Matthew Denholm & Peter Wilson (Museum bones legal fight ‘a waste’ of $1m in The Australian February 24, 2007) reported that an Aboriginal group had broken ranks to oppose costly legal action aimed at stopping a British museum conducting tests on indigenous remains. Tasmania’s Lia Pootah community yesterday attacked the case against London’s Natural History Museum as a waste of money, as lawyers predicted legal fees could top $1 million.
Lia Pootah spokeswoman Kaye McPherson said taxpayers’ money would be better directed to indigenous education and cultural programs.

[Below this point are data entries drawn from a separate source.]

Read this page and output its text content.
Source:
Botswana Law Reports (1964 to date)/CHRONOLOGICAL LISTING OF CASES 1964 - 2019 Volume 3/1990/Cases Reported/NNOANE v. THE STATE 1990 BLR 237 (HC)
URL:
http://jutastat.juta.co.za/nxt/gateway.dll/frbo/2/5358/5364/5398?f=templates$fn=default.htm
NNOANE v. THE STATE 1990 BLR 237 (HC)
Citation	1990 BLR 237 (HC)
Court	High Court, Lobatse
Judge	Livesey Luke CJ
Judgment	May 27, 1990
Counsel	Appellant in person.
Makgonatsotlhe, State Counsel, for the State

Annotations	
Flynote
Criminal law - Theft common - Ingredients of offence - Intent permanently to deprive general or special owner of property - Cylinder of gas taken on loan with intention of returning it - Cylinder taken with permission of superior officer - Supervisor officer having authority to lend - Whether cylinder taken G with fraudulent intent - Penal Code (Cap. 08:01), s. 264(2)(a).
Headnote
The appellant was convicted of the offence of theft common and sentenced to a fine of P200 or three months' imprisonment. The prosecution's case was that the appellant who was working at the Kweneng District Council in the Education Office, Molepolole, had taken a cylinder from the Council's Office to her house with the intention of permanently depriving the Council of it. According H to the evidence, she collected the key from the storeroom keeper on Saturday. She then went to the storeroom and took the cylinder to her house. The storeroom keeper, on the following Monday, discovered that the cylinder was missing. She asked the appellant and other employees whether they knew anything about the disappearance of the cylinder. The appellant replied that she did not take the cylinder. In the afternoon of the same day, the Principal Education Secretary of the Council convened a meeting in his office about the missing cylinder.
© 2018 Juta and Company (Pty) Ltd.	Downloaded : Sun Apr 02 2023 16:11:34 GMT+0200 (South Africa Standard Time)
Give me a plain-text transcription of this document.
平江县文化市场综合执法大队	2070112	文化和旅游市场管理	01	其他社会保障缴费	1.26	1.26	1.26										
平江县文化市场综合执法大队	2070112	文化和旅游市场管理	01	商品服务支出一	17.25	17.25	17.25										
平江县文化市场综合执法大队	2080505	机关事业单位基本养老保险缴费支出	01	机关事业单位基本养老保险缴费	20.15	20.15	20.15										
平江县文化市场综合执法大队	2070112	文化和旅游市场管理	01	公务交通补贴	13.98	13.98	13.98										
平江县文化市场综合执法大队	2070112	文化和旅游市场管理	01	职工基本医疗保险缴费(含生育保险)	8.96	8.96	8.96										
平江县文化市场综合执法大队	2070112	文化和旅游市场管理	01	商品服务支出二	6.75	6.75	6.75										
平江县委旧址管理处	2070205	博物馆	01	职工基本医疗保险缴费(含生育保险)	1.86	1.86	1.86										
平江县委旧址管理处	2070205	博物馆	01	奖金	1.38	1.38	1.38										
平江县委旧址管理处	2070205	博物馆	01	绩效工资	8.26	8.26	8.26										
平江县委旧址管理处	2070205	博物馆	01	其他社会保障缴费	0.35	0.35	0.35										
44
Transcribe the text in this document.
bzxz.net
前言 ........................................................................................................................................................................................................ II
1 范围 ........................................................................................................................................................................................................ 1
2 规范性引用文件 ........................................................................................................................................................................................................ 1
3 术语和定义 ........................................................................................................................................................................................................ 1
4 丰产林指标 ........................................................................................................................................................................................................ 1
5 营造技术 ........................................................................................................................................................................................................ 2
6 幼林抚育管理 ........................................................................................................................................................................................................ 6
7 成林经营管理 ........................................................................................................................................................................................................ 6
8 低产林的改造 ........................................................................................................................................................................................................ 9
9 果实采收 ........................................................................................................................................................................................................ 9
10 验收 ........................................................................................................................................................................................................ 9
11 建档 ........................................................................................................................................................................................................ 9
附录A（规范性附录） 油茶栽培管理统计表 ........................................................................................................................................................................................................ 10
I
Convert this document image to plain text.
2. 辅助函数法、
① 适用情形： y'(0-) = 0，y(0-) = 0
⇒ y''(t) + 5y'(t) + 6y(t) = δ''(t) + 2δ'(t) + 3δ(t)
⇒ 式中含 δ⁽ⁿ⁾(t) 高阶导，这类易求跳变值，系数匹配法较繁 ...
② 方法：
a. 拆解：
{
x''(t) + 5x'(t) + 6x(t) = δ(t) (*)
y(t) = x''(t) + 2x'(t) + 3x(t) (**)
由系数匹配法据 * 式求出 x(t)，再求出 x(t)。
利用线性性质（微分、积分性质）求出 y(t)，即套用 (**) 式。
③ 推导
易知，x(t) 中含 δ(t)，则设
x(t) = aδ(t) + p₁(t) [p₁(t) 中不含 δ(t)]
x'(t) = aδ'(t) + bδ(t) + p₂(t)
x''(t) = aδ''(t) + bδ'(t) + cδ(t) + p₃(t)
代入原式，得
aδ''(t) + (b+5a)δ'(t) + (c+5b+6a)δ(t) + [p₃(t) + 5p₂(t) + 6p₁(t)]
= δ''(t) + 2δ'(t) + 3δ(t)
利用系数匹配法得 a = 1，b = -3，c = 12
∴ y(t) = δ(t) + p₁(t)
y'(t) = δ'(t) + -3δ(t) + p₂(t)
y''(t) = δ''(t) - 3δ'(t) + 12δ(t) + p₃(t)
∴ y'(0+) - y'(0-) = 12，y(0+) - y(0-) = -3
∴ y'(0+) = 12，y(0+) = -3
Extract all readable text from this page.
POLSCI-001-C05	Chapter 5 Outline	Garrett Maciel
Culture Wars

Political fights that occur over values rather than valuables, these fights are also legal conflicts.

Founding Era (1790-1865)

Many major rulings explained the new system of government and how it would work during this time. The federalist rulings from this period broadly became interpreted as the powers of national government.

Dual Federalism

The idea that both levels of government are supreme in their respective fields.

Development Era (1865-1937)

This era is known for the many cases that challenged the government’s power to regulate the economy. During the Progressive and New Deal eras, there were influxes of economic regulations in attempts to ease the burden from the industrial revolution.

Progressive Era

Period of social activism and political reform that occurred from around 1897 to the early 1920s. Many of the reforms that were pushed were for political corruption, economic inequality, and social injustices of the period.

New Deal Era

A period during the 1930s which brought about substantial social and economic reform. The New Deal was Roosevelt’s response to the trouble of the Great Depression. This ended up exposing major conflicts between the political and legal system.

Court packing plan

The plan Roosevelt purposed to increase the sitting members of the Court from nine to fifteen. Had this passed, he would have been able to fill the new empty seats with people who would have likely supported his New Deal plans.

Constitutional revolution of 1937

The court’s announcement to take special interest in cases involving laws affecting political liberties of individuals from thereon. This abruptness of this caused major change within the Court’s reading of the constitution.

She said the DNA and other tests proposed by the museum might have benefits for Aboriginal Australians, a point backed by Mr Mundine. “There is a very emotional balancing act,” Mr Mundine said. “What was done ( taking of Aboriginal remains) is nothing short of horrible. At the same time, there has been some research that has come out of this which could have been good.”
Recently Professor Richard Lane, Director of Science at the Museum said (on ABC Radio National’s “Science Show” 7 July 2007), “These are the first [remains] that we have actually returned. I think both parties started in one place and have ended up somewhere different, quite a learning [sic] for both sides. For the museum community I think it’s about articulating more clearly the scientific benefits to the claimant communities, as opposed to the scientific benefits to all of us.”
Earlier Julia May (in the Sydney Morning Herald, May 12 2007), reported Richard Lane as praising the mediation process and said that this decision would set a precedent. “I think it does change the arena; we’re finding ways that we can balance the needs of the scientific community with the various Australian Aboriginal communities.”
There are, and have been for many decades, widely different views on these kinds of issue. Jocelyn Nettlefold (ABC TV’s 7.30 Report on 21 February) reported the. Michael Mansell (Tasmanian Aboriginal Centre), “They [the remains] were effectively grave-robbed. People dug them up so that they could donate them to institutions overseas.” Professor Robert Foley, Evolutionary Anthropologist (Leverhulme Centre for Human Evolutionary Studies, Department of Biological Anthropology, University of Cambridge), “To see any of it lost and gone forever is, to my mind, a very sad and tragic event.” Mark Stephens, Solicitor: “It may enable one scientist at the Natural History Museum to write an extra paper, but it’s not going to contribute to sum total of human knowledge, it’s not going to prevent disease. It’s not going to do anything which is going to be otherwise irreplaceable to science and, in those circumstances, there is absolutely no excuse whatsoever for this mawkish examination by scientists.”
Natural History Museum director Dr Michael Dixon, said, “They tell a very interesting story about human evolution and the evolution of Tasmanian Aboriginals themselves.”